Presidente dos EUA alerta Teerã sobre detenções em meio a protestos, enquanto autoridades iranianas falam em julgamentos sumários e ONGs relatam milhares de mortos
Alerta da Casa Branca
O presidente dos Estados Unidos, Donald Trump, afirmou nesta terça-feira (13) que adotará “ações muito fortes” caso o Irã avance com a execução de pessoas presas durante os protestos que se espalham pelo país. Questionado sobre a possibilidade de punições imediatas, Trump declarou que Washington reagirá com firmeza diante de qualquer medida desse tipo.
A manifestação ocorre em um momento de crescente pressão internacional sobre Teerã, acusado por entidades de direitos humanos de intensificar a repressão contra opositores do regime.
Denúncias de condenações
A organização Iran Human Rights (IHR) informou que Erfan Soltani, de 26 anos, foi detido na cidade de Karaj, próxima a Teerã, e, segundo familiares, já teria sido condenado à morte, com risco de execução iminente.
As denúncias reforçam a preocupação de entidades internacionais sobre a condução dos processos judiciais no país, marcados por falta de transparência e de garantias legais.
Justiça iraniana fala em julgamentos rápidos
O chefe do Judiciário iraniano, Gholamhossein Mohseni-Ejei, anunciou a adoção de julgamentos sumários contra pessoas detidas nos protestos. Segundo ele, eventuais punições devem ser aplicadas de forma rápida para produzir impacto político e social.
O Ministério Público de Teerã informou ainda que parte dos manifestantes será acusada de moharebeh — termo que significa “guerra contra Deus” — uma das imputações mais severas no sistema jurídico iraniano, que pode resultar em pena máxima.
ONGs relatam milhares de mortos
Organizações não governamentais estimam que cerca de 2.600 pessoas tenham morrido desde o início das manifestações, em 28 de dezembro. De acordo com a Agência de Notícias dos Ativistas pelos Direitos Humanos (HRANA), 2.403 vítimas seriam manifestantes e 147 estariam ligadas às forças do regime.

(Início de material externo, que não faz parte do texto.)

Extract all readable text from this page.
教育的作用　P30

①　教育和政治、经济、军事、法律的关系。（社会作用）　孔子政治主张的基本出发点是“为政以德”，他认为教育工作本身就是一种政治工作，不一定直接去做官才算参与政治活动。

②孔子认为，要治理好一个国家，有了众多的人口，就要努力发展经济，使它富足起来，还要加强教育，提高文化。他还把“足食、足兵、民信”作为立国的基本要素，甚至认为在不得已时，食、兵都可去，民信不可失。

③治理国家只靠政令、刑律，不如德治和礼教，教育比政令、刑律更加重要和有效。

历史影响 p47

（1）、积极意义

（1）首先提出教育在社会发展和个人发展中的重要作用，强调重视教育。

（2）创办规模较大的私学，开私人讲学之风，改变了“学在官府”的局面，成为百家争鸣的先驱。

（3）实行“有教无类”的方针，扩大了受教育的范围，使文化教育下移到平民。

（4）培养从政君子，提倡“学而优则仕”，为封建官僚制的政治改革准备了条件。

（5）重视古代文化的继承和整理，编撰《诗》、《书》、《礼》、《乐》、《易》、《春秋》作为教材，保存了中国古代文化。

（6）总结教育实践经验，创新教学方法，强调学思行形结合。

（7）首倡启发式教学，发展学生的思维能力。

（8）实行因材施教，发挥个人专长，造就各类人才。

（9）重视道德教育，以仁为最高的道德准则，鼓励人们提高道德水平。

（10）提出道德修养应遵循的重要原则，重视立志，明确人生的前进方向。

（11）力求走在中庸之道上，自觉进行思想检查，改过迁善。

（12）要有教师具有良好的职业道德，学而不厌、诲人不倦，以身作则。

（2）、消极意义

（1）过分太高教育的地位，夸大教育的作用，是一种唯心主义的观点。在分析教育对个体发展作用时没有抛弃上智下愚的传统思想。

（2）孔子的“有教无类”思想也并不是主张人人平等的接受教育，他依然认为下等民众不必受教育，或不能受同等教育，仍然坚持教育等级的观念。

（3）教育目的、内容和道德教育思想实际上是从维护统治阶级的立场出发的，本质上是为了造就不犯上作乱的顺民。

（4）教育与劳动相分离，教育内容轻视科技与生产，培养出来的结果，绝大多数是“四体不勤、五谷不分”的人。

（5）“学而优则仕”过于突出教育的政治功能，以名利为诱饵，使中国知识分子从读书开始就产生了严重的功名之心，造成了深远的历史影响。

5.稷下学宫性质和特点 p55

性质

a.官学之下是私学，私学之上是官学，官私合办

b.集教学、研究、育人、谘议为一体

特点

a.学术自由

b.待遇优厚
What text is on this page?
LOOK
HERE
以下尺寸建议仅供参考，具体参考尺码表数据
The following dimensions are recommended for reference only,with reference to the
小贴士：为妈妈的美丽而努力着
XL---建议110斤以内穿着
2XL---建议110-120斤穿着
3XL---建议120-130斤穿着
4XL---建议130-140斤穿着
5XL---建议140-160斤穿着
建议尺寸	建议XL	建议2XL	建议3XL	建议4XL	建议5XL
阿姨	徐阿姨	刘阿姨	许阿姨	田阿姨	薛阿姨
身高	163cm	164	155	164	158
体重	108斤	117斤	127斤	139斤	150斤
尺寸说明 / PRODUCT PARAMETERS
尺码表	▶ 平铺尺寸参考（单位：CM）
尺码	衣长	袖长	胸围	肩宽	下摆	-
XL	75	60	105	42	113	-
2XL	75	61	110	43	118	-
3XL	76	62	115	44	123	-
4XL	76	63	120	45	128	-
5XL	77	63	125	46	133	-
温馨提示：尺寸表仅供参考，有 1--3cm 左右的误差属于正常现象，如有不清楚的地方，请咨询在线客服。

Entre os mortos, segundo a entidade, estão 12 crianças e nove civis que não participavam diretamente dos protestos. O número de detidos ultrapassaria 18 mil pessoas.
Bloqueio de informações dificulta verificação
A apuração independente dos dados é prejudicada pelo bloqueio da internet no país, iniciado em 8 de janeiro. Embora chamadas telefônicas do Irã para o exterior tenham sido parcialmente restabelecidas, a comunicação no sentido inverso segue limitada.
Ativistas informaram que a empresa Starlink, controlada por Elon Musk, passou a disponibilizar acesso gratuito à internet via satélite em território iraniano, como forma de contornar as restrições impostas pelo governo.
Escalada de tensões com os Estados Unidos
Em resposta às declarações de Trump, o ministro da Defesa do Irã, Aziz Nafizardeh, afirmou que o país reagirá contra bases americanas no Oriente Médio caso seja alvo de qualquer ofensiva militar. Segundo ele, Teerã não aceitará ações externas sem retaliação.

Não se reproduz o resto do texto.